Wealth, status and prestige mean absolutely nothing to Jesus, and by choosing to live so humbly he’s saying something about the way we live our own lives. He’s showing us that love, mercy, humility and forgiveness are far more important.
And did you know that Bethlehem means ‘house of bread’? And combined with the symbol of the manger, Jesus is clearly offering himself to us as spiritual food. He’s the Bread of Life, the cure for our spiritual hunger (Jn.6:35), and the manger reminds us of the Feeding of the 5,000 where Jesus nourished his eager followers (Mt.14:13-21).
Jesus is offering himself to us as spiritual food.

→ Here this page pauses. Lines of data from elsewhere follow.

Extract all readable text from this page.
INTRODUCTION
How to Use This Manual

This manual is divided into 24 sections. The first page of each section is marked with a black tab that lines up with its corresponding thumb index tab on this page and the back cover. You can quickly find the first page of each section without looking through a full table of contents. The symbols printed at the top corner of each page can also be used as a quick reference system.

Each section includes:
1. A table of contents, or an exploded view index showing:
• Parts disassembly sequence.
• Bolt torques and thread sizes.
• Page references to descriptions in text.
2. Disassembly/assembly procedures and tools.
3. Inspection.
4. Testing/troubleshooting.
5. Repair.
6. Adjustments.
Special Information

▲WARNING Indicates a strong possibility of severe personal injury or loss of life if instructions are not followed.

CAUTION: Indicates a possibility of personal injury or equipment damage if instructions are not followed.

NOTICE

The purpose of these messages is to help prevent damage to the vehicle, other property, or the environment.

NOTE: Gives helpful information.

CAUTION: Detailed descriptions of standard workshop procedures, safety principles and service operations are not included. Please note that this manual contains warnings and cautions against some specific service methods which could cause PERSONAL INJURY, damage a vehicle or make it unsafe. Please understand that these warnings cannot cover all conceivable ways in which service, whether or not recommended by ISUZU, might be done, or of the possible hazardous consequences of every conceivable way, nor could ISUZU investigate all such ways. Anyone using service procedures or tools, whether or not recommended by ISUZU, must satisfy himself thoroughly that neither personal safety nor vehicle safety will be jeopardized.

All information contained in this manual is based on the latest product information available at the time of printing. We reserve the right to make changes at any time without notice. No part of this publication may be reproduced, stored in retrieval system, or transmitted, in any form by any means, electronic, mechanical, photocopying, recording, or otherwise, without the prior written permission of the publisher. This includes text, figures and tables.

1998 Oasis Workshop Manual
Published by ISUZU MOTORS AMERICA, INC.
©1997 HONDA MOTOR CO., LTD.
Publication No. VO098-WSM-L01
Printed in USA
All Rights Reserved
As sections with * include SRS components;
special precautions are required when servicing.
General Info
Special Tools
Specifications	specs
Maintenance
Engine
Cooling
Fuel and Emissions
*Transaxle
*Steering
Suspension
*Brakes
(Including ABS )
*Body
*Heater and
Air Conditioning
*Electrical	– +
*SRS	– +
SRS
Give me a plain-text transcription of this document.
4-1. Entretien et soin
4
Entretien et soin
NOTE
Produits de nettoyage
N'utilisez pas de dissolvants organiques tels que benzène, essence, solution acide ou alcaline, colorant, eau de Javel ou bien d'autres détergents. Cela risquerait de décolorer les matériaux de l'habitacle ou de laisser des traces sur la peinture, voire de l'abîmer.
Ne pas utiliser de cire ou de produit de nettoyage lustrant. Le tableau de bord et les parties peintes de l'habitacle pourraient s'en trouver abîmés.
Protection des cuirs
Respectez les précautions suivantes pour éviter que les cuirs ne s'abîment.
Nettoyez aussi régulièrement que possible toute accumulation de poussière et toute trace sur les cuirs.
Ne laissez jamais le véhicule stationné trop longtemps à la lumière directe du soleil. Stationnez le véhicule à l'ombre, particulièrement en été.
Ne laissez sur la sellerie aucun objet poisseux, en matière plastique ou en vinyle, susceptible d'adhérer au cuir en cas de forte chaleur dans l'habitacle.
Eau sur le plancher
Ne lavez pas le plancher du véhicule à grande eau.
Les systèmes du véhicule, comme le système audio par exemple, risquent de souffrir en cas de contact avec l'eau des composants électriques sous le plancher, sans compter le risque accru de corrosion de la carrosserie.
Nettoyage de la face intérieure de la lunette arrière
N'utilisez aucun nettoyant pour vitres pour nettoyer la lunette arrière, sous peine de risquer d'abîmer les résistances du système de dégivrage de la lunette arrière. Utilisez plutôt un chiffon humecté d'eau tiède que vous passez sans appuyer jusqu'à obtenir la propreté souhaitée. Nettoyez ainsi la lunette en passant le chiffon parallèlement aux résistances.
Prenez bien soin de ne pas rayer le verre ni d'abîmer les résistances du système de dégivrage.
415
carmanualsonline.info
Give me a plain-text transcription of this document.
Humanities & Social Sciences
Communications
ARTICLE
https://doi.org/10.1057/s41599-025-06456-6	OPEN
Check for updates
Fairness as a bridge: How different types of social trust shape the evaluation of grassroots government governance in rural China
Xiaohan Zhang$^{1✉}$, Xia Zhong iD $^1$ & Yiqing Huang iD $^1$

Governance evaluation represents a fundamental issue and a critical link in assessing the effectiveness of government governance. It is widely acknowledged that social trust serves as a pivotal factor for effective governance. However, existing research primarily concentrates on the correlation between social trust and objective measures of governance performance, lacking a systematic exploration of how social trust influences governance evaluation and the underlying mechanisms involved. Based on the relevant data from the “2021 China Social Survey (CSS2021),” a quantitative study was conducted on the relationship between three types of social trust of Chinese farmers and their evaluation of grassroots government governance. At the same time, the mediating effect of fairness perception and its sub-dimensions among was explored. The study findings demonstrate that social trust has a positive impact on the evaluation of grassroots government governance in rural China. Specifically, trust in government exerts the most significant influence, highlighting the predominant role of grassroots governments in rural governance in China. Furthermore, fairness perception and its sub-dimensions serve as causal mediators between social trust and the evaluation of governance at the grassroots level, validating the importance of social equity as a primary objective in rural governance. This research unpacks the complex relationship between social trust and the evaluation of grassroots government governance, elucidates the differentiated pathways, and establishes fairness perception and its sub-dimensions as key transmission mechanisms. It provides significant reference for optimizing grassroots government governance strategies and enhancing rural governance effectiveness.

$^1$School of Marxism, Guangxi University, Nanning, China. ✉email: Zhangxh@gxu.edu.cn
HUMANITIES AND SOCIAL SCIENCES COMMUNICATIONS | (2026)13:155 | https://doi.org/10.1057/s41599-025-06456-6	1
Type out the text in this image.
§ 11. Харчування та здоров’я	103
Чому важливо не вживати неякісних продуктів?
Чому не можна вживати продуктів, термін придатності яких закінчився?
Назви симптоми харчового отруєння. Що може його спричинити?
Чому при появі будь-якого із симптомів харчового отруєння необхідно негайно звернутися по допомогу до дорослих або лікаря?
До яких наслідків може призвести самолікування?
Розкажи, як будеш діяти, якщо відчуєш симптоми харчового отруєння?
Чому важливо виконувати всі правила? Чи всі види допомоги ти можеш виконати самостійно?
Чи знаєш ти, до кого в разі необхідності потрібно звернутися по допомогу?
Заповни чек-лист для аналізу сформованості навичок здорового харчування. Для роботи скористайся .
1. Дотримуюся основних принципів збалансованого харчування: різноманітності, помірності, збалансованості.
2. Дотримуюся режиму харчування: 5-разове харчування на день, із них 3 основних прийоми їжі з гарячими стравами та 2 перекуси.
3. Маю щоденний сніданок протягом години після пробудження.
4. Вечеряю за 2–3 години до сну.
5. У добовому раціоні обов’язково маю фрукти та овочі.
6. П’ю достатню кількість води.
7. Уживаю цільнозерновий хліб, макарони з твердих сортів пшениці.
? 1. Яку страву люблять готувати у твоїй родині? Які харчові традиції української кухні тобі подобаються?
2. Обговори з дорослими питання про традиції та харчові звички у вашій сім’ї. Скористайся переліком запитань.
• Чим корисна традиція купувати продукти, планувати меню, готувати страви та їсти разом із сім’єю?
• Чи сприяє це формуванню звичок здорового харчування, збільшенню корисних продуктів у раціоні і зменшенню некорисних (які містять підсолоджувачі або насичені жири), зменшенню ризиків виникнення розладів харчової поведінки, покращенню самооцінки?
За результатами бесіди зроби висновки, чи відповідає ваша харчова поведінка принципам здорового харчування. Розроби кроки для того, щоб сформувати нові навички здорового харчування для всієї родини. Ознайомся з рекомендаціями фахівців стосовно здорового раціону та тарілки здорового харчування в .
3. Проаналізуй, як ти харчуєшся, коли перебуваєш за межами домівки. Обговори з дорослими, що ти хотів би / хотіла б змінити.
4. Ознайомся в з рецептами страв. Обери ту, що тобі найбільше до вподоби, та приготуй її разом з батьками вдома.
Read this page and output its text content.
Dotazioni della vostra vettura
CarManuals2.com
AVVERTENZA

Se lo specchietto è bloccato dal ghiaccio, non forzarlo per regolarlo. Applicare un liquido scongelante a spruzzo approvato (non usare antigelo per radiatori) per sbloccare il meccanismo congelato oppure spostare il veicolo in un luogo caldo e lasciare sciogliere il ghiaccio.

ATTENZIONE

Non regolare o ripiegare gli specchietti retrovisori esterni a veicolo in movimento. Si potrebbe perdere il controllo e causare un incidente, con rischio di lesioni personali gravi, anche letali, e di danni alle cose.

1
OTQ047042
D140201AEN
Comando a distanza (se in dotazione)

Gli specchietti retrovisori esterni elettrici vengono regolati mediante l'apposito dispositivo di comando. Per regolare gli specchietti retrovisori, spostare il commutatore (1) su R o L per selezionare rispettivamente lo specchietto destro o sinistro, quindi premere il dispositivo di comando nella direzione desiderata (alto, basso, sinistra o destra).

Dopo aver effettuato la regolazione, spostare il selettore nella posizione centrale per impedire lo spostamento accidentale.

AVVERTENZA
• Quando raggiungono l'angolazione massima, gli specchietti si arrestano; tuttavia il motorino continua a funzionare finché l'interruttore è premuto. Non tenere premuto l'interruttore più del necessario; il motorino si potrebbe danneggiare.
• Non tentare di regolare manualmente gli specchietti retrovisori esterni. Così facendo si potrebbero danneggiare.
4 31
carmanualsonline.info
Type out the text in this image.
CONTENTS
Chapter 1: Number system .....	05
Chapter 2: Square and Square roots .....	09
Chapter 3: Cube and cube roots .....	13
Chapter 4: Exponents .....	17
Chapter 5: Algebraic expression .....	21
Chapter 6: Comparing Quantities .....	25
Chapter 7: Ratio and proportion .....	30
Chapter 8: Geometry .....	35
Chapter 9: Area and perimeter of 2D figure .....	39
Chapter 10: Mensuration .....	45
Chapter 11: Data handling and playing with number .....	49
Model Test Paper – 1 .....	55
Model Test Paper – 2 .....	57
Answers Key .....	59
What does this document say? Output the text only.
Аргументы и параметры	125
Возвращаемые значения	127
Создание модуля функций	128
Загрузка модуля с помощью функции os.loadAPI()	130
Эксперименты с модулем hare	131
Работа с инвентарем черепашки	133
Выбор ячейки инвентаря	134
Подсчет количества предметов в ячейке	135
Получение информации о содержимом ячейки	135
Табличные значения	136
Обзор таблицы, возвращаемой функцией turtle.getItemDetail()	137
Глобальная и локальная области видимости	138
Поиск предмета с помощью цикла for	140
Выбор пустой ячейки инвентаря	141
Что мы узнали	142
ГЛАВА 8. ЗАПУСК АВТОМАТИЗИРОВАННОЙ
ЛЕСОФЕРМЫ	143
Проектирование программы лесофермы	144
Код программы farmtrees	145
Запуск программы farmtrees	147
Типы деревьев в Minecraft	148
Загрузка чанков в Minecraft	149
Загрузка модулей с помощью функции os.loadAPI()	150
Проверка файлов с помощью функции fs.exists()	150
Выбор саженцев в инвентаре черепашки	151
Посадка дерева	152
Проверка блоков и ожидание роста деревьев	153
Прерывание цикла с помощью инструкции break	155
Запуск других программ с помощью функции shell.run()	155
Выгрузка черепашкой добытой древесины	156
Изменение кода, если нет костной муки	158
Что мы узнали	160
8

But it also points to the Last Supper where Jesus instituted the Holy Eucharist. That’s where he said, ‘Take and eat it, for this is my body’ (Mt.26:26) and ‘He who eats my flesh and drinks my blood has eternal life, and I will raise him up on the last day’ (Jn.6:53-57).
Jesus is the food for eternal life, and we can see that the manger mirrors our altar, the table of God, where we all come to share in the Bread of Life, the Body and Blood of Jesus Christ, in the Holy Eucharist.
Something else that the manger points to is Jesus’ death and resurrection. Luke tells us that after Jesus was born, Mary wrapped him in swaddling clothes and placed him in the manger (Lk.2:7). These swaddling clothes were long strips of fabric, similar to the linen bandages that were wrapped around his body when he was placed in his tomb (Jn.19:40).
So, when you think about Christmas, you must also remember his death and resurrection at Easter. These events are linked.
And finally, Jesus slept in that manger because he was homeless. Even as an adult, Jesus says, ‘Foxes have holes and birds have nests, but the Son of Man has nowhere to lay his head’ (Lk.9:57-58). On Christmas Day – his birthday – Jesus is still homeless.
Will you take Jesus home with you today?
Away in a manger, no crib for a bed,
The little lord Jesus laid down his sweet head.
The stars in the bright sky looked down where he lay,
The little lord Jesus asleep on the hay.
The cattle are lowing, the baby awakes,
But little lord Jesus no crying he makes.
I love thee, lord Jesus! Look down from the sky,
And stay by my side until morning is nigh.
Be near me, lord Jesus; I ask thee to stay
Close by me for ever and love me, I pray.
Bless all the dear children in thy tender care,
And fit us for heaven to live with thee there.